La difficulté d’offrir des vins lisibles, compréhensibles par le consommateur est renforcée par un marché de l’offre fondée essentiellement sur la qualité perçue et l’origine géographique. Le consommateur est finalement assez peu pris en compte, l’analyse de ses besoins et de ses goûts devenant secondaire, du fait de l’absence de levier d’action du côté de l’offre. Conséquence directe : selon la plupart des études disponibles sur le sujet, l’acte d’achat du vin reste l’un des plus complexes en B2C.

C’est précisément en offrant une réponse aux insatisfactions du consommateur final que les nouveaux acteurs du numérique pénètrent les filières. A l’heure de l’expérience client, le manque de prise en compte de celui-ci est un symptôme inquiétant. La disruption, voire la prise de contrôle des filières par les nouveaux acteurs du numérique se déroule selon une stratégie qui a maintes fois montrée son efficacité : elle relève d’une mécanique qui consiste en général, comme évoqué précédemment, à se positionner au plus près du consommateur.

  • Première étape : l’irruption tous azimuts de nouveaux acteurs numériques, phase d’entrée des innovateurs. Des startups se développent en ciblant des niches innovantes et inventent de nouvelles façons de consommer et/ou de vendre.
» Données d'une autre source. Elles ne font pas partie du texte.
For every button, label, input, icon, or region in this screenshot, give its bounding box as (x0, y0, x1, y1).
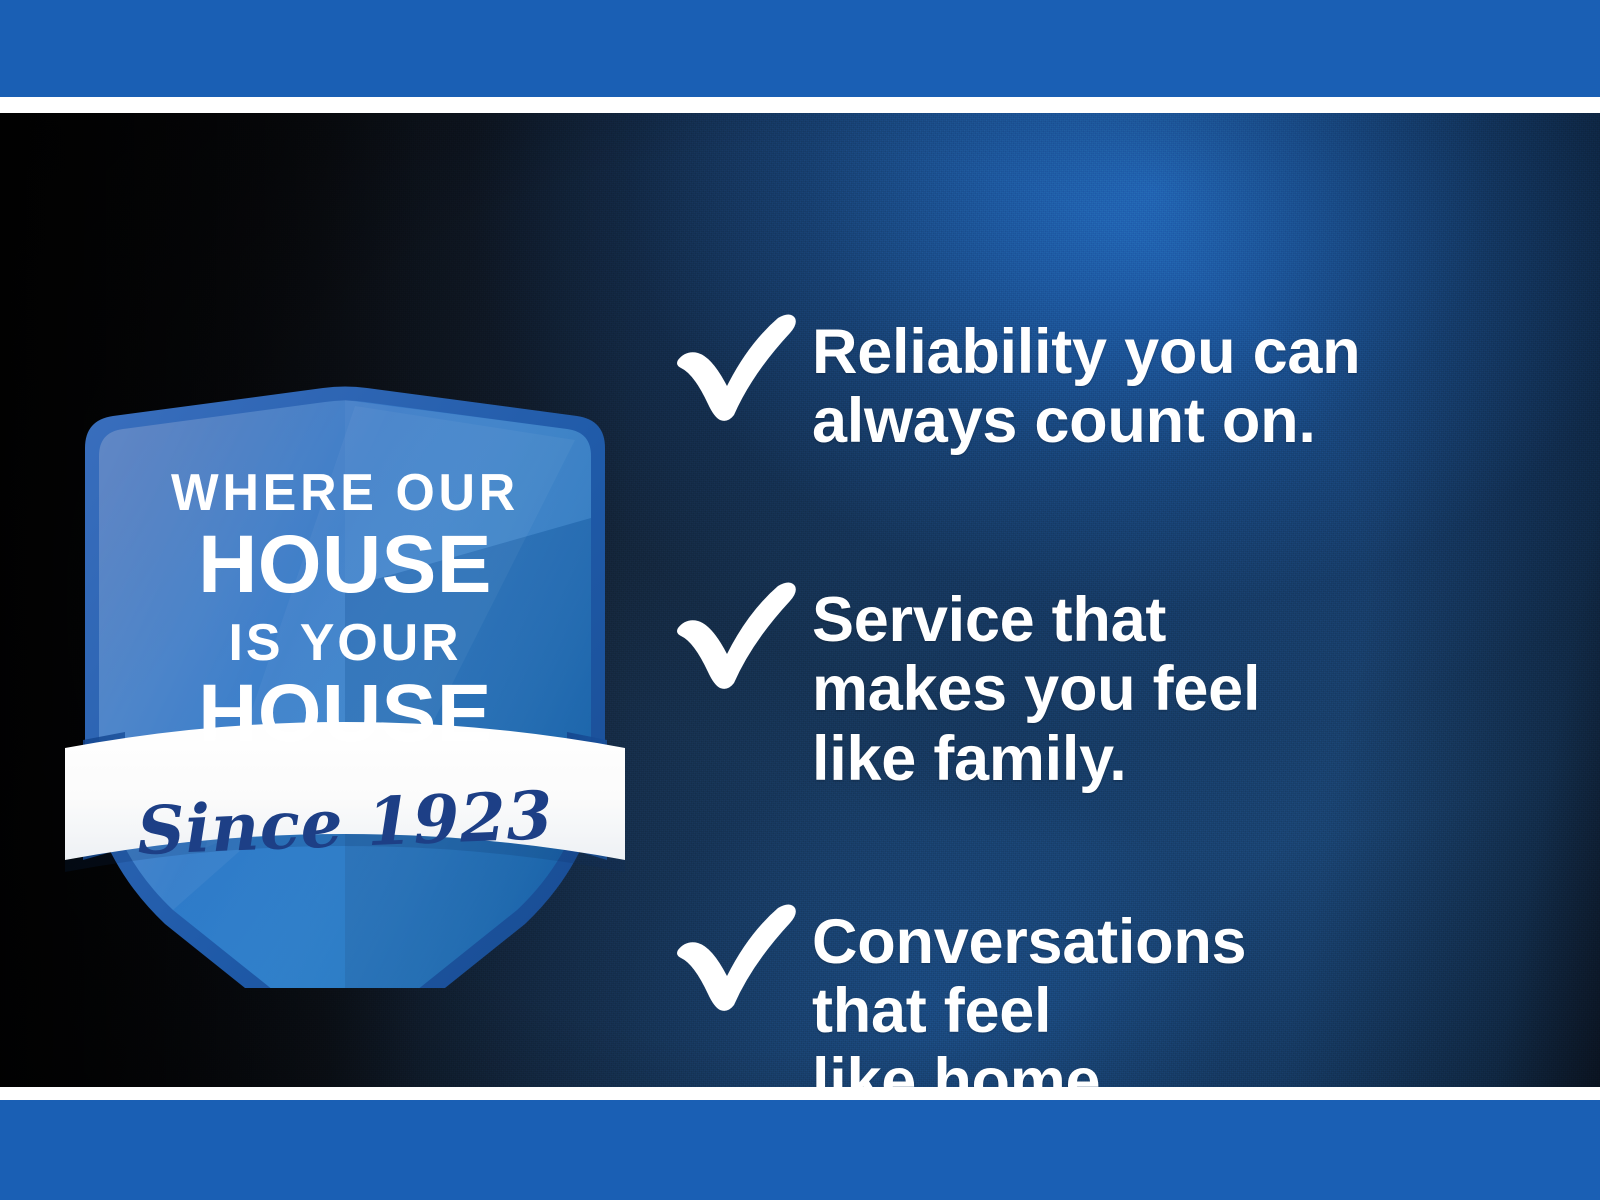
benefit-line: that feel (812, 977, 1530, 1046)
check-icon (670, 898, 800, 1013)
shield-icon (55, 288, 635, 988)
benefit-line: like family. (812, 725, 1530, 794)
benefit-line: Reliability you can (812, 318, 1530, 387)
benefit-line: makes you feel (812, 655, 1530, 724)
check-icon (670, 308, 800, 423)
benefit-line: Service that (812, 586, 1530, 655)
check-icon (670, 576, 800, 691)
bottom-brand-bar (0, 1100, 1600, 1200)
benefit-line: Conversations (812, 908, 1530, 977)
shield-emblem: Where Our House Is Your House Since 1923 (55, 288, 635, 988)
benefit-line: always count on. (812, 387, 1530, 456)
benefit-line: like home. (812, 1047, 1530, 1087)
benefit-text: Reliability you can always count on. (812, 308, 1530, 457)
benefit-item: Conversations that feel like home. (670, 898, 1530, 1087)
benefit-item: Reliability you can always count on. (670, 308, 1530, 457)
top-brand-bar (0, 0, 1600, 97)
benefit-text: Conversations that feel like home. (812, 898, 1530, 1087)
main-canvas: Where Our House Is Your House Since 1923… (0, 113, 1600, 1087)
benefit-text: Service that makes you feel like family. (812, 576, 1530, 794)
benefit-item: Service that makes you feel like family. (670, 576, 1530, 794)
promo-poster: Where Our House Is Your House Since 1923… (0, 0, 1600, 1200)
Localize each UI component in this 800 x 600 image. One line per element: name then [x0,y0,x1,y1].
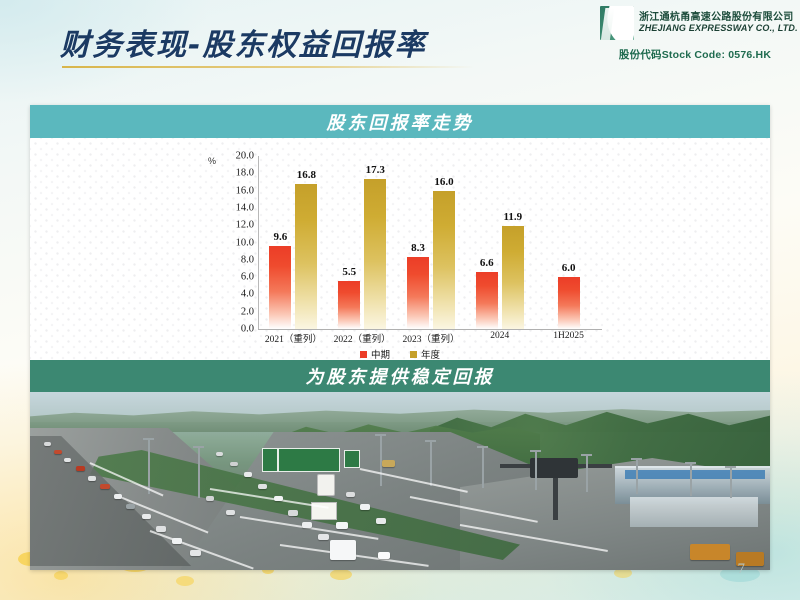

Plus simplement, ils peuvent aussi apporter de nouvelles réponses à des besoins insatisfaits en utilisant les possibilités offertes par les nouvelles technologies.
  • Etape 2 : certaines startups sont parvenues à sortir du lot et à construire une valeur pour leurs utilisateurs - qui peuvent être des clients mais aussi des fournisseurs - leur permettant de convaincre des investisseurs et de lever des fonds. à ce stade, les acteurs traditionnels ne sont pas bouleversés dans leur business, hormis quelques tensions sur les prix, les disponibilités, et pour certains une perte de clients. La pertinence de certains maillons de la filière est toutefois déjà posée.
  • L’étape 3 est une période d’apurement, de concentration et d’alliance entre les nouveaux entrants et certains acteurs historiques. L’histoire récente de l’économie digitale nous montre que cette phase voit souvent émerger un faible nombre d’acteurs dominants, qui captent l’essentiel du marché et de la valeur. Cela entraîne souvent, par la suite, une baisse générale des prix, le consommateur ayant plus de pouvoir dans ce nouvel écosystème plus “direct”.

Certains pourront juger cette vision alarmiste et défendre à juste titre, les particularités très “humaines” de la vente de vin, la proximité, le conseil, le relationnel. Cela protège encore nombre de secteurs d’un renversement d’envergure. Il suffit d’évoquer quelques minutes les conséquences potentielles à moyen terme d’un rachat de Vivino par Amazon pour infléchir cette certitude...

L’état actuel de la prise en compte des enjeux digitaux par la filière vin lui prédit un avenir mouvementé. Les entreprises qui ont réfléchi et investi pour développer leur propre clientèle de consommateurs pourraient faire partie des gagnants. La révolution digitale leur offre une opportunité exceptionnelle de développer de nouvelles stratégies de “route to market”. A condition qu’ils sachent s’approprier les technologies numériques pour renforcer la relation avec leurs clients finaux et leur faire vivre une expérience digitale mémorable. Le tout en ne négligeant pas, dans le même temps, les affaires de leurs clients professionnels, revendeurs et prescripteurs historiques...

L'uberisation du monde du vin est-elle déjà en marche?